Odkąd jest trenerem pierwszego zespołu, Guardiola tchnął w zawodników ambicję. Dzięki niej na dzień przed meczem w szatni króluje całkowite zaufanie i pewność tego, że wygramy dziś na Bernabéu.
Trzy zwycięskie mecze na Camp Nou przeciwko Rayo (4-0), Levante (5-0) i BATE (4-0) przyczyniły się do dalszego podnoszenia morale zawodników FC Barcelony, którzy mają coraz więcej argumentów pozwalających im myśleć o pozytywnym wyniku. W rzeczywistości istnieje nawet pewność, że zespół Guardioli może pokonać odwiecznego rywala zarówno formacją 3-4-3 jak i bardziej tradycyjnym ustawieniem 4-3-3.
Dlatego też nawet zawodnicy nie wiedzą jeszcze w jakiej formacji zdecyduje się zagrać Guardiola i nie mogą być pewni kto zagości w wyjściowym składzie na Santiago Bernabéu. I nie ma chyba lepszego powodu do tego niż wyniki jakie w Madrycie osiągnęła Barcelona: 0-2 z poprzedniego sezonu w Lidze Mistrzów, 0-2 sprzed dwóch sezonów i historyczne zwycięstwo 2-6.
Zespół chce udowodnić, że na wyjazdach potrafi grać równie efektownie co na Camp Nou i chce zrobić to w najlepszym możliwym stylu. Ponadto trzeba udowodnić nieprawdę komentarzom, które pochodzą głównie z Madrytu, a stawiają w roli faworyta własnie los Blancos, co tylko jeszcze bardziej motywuje Barcelonę.
I to tak bardzo, że remis nie zadowoli tutaj nikogo.

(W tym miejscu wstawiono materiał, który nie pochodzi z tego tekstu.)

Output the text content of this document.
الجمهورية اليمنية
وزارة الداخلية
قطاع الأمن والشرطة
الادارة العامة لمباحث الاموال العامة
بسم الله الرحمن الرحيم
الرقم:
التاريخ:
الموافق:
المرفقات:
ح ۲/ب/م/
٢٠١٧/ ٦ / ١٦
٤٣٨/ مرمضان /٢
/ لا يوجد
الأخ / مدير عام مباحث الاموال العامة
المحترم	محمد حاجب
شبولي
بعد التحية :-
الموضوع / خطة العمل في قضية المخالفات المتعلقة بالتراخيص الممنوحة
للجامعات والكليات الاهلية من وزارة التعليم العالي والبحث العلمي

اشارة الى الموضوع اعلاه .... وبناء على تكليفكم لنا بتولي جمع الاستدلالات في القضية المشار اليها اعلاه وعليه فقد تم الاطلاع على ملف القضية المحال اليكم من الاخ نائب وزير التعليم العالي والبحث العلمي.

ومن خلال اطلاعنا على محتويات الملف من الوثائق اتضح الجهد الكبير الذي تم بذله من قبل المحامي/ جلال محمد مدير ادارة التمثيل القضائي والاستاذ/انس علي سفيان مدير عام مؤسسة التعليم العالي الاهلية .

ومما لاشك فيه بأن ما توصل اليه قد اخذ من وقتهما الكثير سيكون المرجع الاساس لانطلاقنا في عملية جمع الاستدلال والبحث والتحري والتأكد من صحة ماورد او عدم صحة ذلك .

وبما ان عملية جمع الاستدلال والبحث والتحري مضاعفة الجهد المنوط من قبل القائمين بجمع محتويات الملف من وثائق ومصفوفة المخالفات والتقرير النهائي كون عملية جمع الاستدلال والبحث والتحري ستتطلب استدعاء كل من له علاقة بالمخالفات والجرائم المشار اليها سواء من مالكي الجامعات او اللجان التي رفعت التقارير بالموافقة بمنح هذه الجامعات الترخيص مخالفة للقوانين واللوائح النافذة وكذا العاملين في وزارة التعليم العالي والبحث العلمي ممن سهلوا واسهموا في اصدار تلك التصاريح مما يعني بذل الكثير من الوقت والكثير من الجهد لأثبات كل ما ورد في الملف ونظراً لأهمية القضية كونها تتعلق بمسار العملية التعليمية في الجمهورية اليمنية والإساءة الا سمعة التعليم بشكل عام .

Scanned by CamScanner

Mimo, że wszyscy wiemy jak trudno będzie o zwycięstwo i nie zapominamy o tym, że po Gran Derbi czekają nas Klubowe Mistrzostwa Świata w Japonii, FC Barcelona chce być po tym meczu liderem la Liga (nadal z jednym meczem na koncie więcej).
W zespole panuje silne przekonanie, że potężny cios odwiecznemu rywalowi można zadać grając którymkolwiek z dwóch wspomnianych systemów. W tym najbardziej ofensywnym i niebezpiecznym ustawieniu, 3-4-3, Barcelona osiągnęła już wspaniałe rezultaty na Camp Nou, a do tego pokonała 2-3 AC Milan na San Siro, dzięki czemu zapewniła sobie awans do fazy pucharowej Ligi Mistrzów z pierwszego miejsca w grupie. Z kolei 4-3-3 to ustawienie najbardziej preferowane przez Pepa, które przyniosło już owoce jego pracy w postaci trzech Mistrzostw Hiszpanii, dwóch Pucharów Europy i Klubowego Mistrzostwa Świata, a to tylko najważniejsze ze zdobytych tytułów.
Dzięki temu Barcelona ma dużą przewagę nad Madrytem i może do końca utrzymywać w tajemnicy w jakiej formacji zagra na Bernabéu. Lista zawodników powołanych na ten mecz została już ogłoszona, ale najlepiej będzie poczekać na oficjalną informację o składzie. Zespół wie, że Guardiola wybierze najlepszą taktykę na ten mecz, a zawodnicy poszliby za niego na śmierć. Oby i tym razem Pep miał rację.